Search in the Abstract Database

Search Abstracts 2013

* = Presenting author

P074. Extracellular matrix protein expression in chronic repeated DSS colitis reflects transmural remodeling in human Crohn's disease

C. Breynaert1, J. Cremer1, C. Perrier1, M. Ferrante1, S. Vermeire1, P. Rutgeerts1, J. Ceuppens2, K. Geboes3, G. Van Assche1, 1KU Leuven, TARGID, Leuven, Belgium, 2KU Leuven, Clinical immunology, Leuven, Belgium, 3KU Leuven, Translational Cell and Tissue Research, Leuven, Belgium


Crohn's disease (CD) is characterized by transmural inflammation and connective tissue remodelling as evidenced by profound changes in extracellular matrix (ECM) deposition. Correlates in animal models are lacking. We aimed to investigate ECM protein expression in a model of murine chronic relapsing colitis characterized by segmental, transmural inflammation with lymphoid aggregates and collagen deposition.


Acute and chronic relapsing colonic inflammation was induced in C57/BL6 mice using several cycles of exposure to DSS in drinking water followed by recovery phases. α-smooth muscle actin (α-SMA), vimentin, tenascin C and collagen I and III were studied using immunohistochemistry.

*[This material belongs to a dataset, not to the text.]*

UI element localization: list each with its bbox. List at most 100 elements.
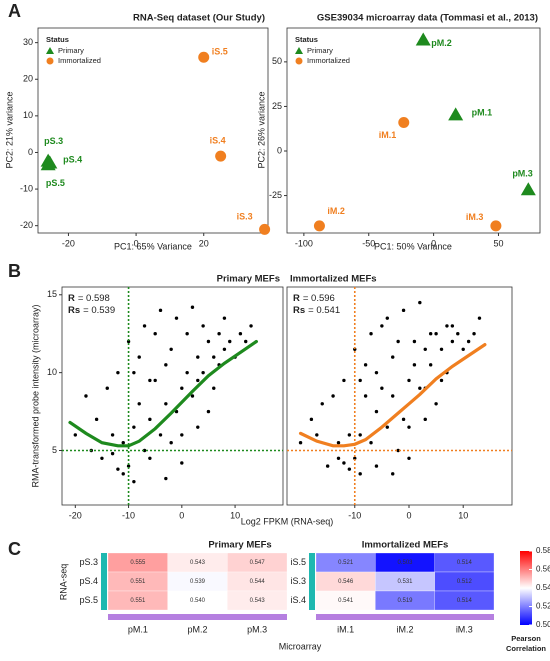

Chronic DSS colitis induced persistent thickening of the muscularis propria (MP) with infiltration of vimentin+ cells in the chronic phase but not in acute colitis. Moreover, a mucosal healing response was associated with more cycles and recovery. Myofibroblasts (vimentin+ α-SMA+) were present in the submucosa (SM) in the chronic phase and not in the acute model. Differential deposition of collagen I and III was observed: collagen I was present in the SM around vimentin+ cells. Collagen III deposition in the SM started in the acute phase, further increased in chronic colitis with infiltration of collagen III between smooth muscle cells of the MP, to intestinal stricture formation in CD. During prolonged recovery there was a decrease in collagen III. Tenascin expression was scant in control colon but was clearly present in the mucosa and SM in the acute phase in individual cells. A linear deposition of tenascin around the crypts was also seen as expected in acute colitis. The linear deposition in the mucosa and submucosal spots persisted after 2 cycles of DSS, correlating with persisting tissue damage. The expression of tenascin decreased after 3 cycles and more so after additional recovery, in association with the disappearance of tissue damage.

Figure: Set-up of the study.


The connective tissue changes observed in chronic murine colitis induced by repeated cycles of DSS reflects tissue remodeling as seen in CD. The technical ease and reproducibility of the DSS model and ability to induce it in mice of a common inbred strain makes it an attractive model to study the connective tissue changes occurring in IBD.